Brancaccio: Yeah, and already the heavy weight on the shoulders of our central bank, the Federal Reserve, that weight gets heavier if in fact, Congress can’t pull it together to know how to respond.
Lachman: Yeah, the Federal Reserve would have to back off its interest rate hiking mode very quickly. You know, they’d have to go into quite a different mode if the economy were to go into a recession, and were we to have financial market problems, they would have to move very quickly. But what they’d also need is that need support from the administration, from Congress, in the form of a budget stimulus policy, you know, to get the economy back on track. So that’s the risk that I see in 2023, you know, later part of 2023. It seems to me, very likely that not only does the United States economy go into recession, but we can have a global recession. And one would need a[n] administration that is capable of responding pretty boldly to that recession.
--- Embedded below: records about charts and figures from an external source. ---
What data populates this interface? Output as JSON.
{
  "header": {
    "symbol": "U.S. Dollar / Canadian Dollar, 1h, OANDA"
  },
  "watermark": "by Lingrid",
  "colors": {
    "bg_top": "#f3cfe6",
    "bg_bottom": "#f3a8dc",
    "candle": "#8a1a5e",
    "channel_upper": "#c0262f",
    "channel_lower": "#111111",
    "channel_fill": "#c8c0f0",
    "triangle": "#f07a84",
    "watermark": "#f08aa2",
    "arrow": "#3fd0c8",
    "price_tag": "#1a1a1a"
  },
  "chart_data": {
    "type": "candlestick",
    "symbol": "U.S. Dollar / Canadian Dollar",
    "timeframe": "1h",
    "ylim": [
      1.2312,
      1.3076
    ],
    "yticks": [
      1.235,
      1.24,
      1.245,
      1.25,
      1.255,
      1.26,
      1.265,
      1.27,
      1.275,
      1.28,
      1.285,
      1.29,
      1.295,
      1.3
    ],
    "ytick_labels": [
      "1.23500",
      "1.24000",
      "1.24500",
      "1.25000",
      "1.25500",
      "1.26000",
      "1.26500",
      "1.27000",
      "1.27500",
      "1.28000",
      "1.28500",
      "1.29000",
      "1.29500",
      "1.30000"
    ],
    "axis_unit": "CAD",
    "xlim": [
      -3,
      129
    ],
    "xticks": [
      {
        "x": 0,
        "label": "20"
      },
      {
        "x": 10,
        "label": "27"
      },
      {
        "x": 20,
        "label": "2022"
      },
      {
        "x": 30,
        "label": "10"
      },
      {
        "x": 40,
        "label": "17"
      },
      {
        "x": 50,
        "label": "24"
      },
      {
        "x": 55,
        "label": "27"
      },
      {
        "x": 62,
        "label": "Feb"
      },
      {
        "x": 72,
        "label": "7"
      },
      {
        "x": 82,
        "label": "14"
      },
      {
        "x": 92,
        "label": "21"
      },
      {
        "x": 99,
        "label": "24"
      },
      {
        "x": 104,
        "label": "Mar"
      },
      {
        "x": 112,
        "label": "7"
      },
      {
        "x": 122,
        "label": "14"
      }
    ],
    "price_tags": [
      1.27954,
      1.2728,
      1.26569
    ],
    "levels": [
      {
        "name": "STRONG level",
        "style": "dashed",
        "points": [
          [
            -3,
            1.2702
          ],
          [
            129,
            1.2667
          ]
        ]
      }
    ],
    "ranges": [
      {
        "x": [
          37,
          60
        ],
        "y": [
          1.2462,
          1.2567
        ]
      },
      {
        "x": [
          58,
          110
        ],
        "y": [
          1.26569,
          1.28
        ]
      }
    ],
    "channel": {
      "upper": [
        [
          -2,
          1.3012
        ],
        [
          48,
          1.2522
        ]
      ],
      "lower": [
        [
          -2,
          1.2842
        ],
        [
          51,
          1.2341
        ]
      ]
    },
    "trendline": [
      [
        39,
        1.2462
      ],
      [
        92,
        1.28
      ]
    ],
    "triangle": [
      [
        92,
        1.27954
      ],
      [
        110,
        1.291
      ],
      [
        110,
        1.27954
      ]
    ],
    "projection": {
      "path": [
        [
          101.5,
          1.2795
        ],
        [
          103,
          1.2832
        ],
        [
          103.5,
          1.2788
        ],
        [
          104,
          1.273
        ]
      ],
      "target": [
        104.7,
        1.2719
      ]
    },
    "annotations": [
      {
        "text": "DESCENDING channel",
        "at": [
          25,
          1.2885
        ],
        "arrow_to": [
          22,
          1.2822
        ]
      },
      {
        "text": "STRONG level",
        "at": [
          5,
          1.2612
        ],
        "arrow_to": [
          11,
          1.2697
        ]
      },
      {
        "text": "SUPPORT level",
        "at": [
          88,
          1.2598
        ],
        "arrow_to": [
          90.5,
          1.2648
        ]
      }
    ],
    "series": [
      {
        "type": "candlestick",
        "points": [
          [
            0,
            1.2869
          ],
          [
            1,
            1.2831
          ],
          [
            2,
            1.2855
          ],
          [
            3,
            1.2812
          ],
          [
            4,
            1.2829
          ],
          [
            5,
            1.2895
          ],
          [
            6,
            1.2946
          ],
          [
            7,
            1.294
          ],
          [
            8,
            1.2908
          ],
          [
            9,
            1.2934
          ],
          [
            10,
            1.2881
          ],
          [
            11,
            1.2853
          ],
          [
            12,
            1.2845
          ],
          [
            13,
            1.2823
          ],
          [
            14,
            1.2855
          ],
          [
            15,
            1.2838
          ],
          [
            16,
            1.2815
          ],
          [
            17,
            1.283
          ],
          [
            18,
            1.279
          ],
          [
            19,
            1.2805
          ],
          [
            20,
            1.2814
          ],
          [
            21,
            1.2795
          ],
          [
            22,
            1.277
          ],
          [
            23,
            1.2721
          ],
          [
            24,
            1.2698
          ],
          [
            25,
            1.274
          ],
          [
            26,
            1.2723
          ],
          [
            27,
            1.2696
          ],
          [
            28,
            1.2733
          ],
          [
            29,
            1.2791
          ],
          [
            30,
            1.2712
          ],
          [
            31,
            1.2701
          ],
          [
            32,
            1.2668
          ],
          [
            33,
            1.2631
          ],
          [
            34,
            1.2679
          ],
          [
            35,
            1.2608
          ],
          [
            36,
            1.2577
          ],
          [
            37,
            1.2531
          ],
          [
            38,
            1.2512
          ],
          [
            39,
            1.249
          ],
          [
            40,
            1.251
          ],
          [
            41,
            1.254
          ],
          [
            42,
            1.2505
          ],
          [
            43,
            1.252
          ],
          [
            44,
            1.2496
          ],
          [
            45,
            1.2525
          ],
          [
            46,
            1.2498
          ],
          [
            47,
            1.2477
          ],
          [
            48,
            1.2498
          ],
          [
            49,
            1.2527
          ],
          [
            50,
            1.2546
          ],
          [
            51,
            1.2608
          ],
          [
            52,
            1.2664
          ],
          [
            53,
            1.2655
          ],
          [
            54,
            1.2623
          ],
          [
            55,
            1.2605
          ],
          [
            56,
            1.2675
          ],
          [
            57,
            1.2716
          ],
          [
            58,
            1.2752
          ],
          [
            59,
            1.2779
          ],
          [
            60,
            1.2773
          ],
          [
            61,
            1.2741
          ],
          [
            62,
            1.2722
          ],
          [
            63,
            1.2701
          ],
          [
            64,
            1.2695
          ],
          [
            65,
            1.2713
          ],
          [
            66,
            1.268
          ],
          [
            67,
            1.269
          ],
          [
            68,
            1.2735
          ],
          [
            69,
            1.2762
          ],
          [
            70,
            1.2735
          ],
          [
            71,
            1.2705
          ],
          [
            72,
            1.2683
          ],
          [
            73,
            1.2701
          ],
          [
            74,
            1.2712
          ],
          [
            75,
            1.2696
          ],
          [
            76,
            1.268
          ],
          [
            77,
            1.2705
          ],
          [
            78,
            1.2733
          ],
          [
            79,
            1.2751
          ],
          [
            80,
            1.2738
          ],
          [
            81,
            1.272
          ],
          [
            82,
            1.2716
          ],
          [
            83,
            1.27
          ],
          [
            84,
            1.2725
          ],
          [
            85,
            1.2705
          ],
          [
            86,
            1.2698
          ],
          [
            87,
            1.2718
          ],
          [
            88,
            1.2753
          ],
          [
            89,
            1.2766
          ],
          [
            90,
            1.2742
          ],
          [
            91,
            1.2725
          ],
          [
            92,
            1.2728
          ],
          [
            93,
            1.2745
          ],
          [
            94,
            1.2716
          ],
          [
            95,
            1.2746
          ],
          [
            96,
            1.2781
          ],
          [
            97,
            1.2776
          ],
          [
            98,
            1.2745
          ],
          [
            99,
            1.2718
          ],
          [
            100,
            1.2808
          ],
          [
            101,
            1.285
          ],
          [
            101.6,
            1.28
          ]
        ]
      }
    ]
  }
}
Brancaccio: You are pretty tapped in. Do you now see conservatives, girding for a big fight over this federal debt ceiling? I mean, $31.4 trillion and you can’t borrow more is the law. I think we’re supposed to hit that sometime next year. Do you think a Republican led house would want to draw a line in the sand over that?
Lachman: They certainly would want to engage in that battle. My expectation is that one will get a theater over the debt ceiling, but in the end the sides will back off, they’ll somehow as they always do, at the last minute, find a compromise. But that can be very unsettling for markets during the process.
The future of big tech
Brancaccio: Is it too early to talk about how the shifting power in Washington will affect how this country regulates big technology companies?
Lachman: Yes, I think that’s … one can already see that the administration’s efforts at doing stuff of an antitrust sort or doing regulation, that will be hampered by having an opposition that’s got control of the House. So that might be a good thing for business in general, that the administration will be limited in what they can do on the regulatory front. So in terms of the tech companies, that would be one issue. Another issue would be in terms of stuff like a windfall profit tax for the oil companies, one could see the administration having difficulty getting anything of that sort through. You know, another thing might be introducing a minimum corporate tax, that might be another issue. All of these issues would need to have a majority in the House. And if one’s lacking that, it’s limited what the administration can do in the remaining two years of office.
Where there’s still bipartisan support
Brancaccio: It might be different, though for another matter. There’s always the matter of trade, especially with China. You do have both parties adopting a strict posture toward what they perceive as abuses of China in the arena of trade.
Lachman: Oh, absolutely. What we’ve seen last year is that the Biden administration, instead of rolling back the tariffs that the Trump administration imposed on China, what they’ve done is they’ve doubled up by putting all sorts of restrictions now on U.S. exports of high tech chips to China. So that is an area, you know, where you could get bipartisan support. That both sides of the aisle seem to be in a protectionist mode in general and pretty hostile towards the Chinese in particular. They see China as being a political threat, and they prepare to engage in a cold war with China on the economic front.